Berg Fuji liegt auf der japanischen Hauptinsel Honshu, etwa zwischen Tokio und Nagoya, und erstreckt sich über die Präfekturen Shizuoka und Yamanashi. Die Stadt Fujinomiya liegt an seiner Südwestflanke in der Präfektur Shizuoka und dient als wichtiger Ausgangspunkt für Besuche und Gipfeltouren.
Wie hoch ist Fuji-san und ist der Vulkan noch aktiv?
Fuji-san ist nach Angaben der Japan Meteorological Agency und internationaler Referenzwerke 3.776 m hoch und damit der höchste Berg Japans. Er gilt als aktiver, aber derzeit ruhender Vulkan; der letzte dokumentierte Ausbruch ereignete sich 1707. Fachbehörden überwachen den Vulkan kontinuierlich, ohne dass aktuell eine spezifische Reisewarnung für Besucher besteht.
Wann ist die beste Reisezeit für einen Besuch des Berg Fuji?

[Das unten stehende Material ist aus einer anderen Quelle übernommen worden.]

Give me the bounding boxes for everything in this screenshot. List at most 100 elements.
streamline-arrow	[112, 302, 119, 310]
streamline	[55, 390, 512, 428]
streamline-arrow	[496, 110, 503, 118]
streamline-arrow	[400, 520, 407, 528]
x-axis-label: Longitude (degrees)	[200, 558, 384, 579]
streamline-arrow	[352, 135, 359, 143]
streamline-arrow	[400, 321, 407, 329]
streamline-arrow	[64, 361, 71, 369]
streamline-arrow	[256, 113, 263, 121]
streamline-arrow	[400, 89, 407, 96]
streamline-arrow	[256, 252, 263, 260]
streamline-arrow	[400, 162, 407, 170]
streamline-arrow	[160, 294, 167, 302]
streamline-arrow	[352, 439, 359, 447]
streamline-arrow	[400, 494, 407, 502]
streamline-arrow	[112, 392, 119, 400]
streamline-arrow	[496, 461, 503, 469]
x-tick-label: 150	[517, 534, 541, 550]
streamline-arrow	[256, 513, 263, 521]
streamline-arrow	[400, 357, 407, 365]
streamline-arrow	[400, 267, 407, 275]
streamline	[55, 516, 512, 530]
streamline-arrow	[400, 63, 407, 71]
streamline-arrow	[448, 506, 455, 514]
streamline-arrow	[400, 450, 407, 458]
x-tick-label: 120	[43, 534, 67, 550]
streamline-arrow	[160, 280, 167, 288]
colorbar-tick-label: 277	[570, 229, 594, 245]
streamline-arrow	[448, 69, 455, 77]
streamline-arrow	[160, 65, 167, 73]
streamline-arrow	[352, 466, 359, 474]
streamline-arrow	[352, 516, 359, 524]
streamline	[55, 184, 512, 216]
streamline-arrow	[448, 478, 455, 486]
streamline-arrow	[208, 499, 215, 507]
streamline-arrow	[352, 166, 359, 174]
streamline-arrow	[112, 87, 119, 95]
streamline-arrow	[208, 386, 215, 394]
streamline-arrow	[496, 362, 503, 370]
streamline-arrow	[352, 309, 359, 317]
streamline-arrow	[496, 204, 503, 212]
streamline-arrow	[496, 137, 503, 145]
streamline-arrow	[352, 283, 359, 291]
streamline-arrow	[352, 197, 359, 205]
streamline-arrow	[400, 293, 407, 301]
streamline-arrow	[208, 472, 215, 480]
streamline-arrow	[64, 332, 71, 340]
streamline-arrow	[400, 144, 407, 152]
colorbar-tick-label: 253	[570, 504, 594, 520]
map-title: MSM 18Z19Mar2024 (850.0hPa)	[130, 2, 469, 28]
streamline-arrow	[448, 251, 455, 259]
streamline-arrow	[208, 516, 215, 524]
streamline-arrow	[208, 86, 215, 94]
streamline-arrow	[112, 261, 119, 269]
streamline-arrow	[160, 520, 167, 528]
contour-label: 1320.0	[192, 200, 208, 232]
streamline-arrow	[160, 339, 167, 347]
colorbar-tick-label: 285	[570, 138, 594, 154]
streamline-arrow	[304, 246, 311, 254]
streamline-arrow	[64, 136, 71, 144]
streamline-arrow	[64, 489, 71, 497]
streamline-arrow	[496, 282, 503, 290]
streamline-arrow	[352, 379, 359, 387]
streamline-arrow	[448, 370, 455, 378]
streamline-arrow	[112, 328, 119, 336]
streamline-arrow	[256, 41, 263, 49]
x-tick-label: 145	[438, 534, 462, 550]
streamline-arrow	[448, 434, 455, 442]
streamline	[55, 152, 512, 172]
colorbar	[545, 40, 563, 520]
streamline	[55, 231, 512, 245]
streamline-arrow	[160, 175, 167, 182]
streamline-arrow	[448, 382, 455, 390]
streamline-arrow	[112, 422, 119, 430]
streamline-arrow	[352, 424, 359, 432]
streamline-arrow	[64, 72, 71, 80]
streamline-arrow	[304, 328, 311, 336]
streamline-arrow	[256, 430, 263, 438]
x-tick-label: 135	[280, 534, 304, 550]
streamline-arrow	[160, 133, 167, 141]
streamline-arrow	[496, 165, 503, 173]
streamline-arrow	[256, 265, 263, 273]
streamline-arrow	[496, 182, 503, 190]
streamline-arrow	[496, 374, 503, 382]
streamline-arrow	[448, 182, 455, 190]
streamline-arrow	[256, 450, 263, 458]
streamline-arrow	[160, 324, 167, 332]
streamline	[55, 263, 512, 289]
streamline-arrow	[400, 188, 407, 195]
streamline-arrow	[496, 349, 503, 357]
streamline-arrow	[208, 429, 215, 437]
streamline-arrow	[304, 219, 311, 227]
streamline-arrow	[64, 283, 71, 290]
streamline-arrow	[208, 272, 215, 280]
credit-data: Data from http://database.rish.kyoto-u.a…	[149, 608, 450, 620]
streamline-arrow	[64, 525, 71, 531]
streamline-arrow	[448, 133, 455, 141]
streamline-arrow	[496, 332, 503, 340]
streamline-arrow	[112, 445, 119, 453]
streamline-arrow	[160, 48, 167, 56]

Für Gipfelbesteigungen gilt in der Regel die offizielle Klettersaison von Anfang Juli bis Anfang oder Mitte September als beste Zeit, weil dann die Wege geöffnet und Berghütten bewirtschaftet sind. Für reine Aussichten und Fotografie sind der klare Winter mit Schneekappe sowie Frühling und Herbst attraktiv, wenn Kirschblüte oder Herbstlaub spektakuläre Kontraste zum Bergprofil bieten.
Wie erreicht man Fuji-san von Deutschland aus am einfachsten?
Von Deutschland aus führen Direktflüge von großen Flughäfen wie Frankfurt oder München nach Tokio-Haneda oder Tokio-Narita, mit Flugzeiten von etwa 11 bis 12 Stunden. Von Tokio geht es mit dem Shinkansen nach Shin-Fuji oder anderen Bahnhöfen in der Region und von dort weiter mit Regionalzügen oder Bussen nach Fujinomiya und zu den Startpunkten der Fuji-Routen.
Ist es schwierig, Fuji-san zu besteigen?
Die Besteigung von Fuji-san ist technisch eher eine anspruchsvolle Wanderung als ein Klettersteig, verlangt aber gute Kondition, Höhenanpassung und ernsthafte Vorbereitung. Behörden und Bergführer weisen darauf hin, dass Wetterumschwünge, Kälte, Wind und Höhenluft nicht unterschätzt werden dürfen. Wer gesundheitliche Risiken ausschließen will, sollte vorab Rücksprache mit einem Arzt halten und sich an die offiziellen Sicherheitsempfehlungen halten.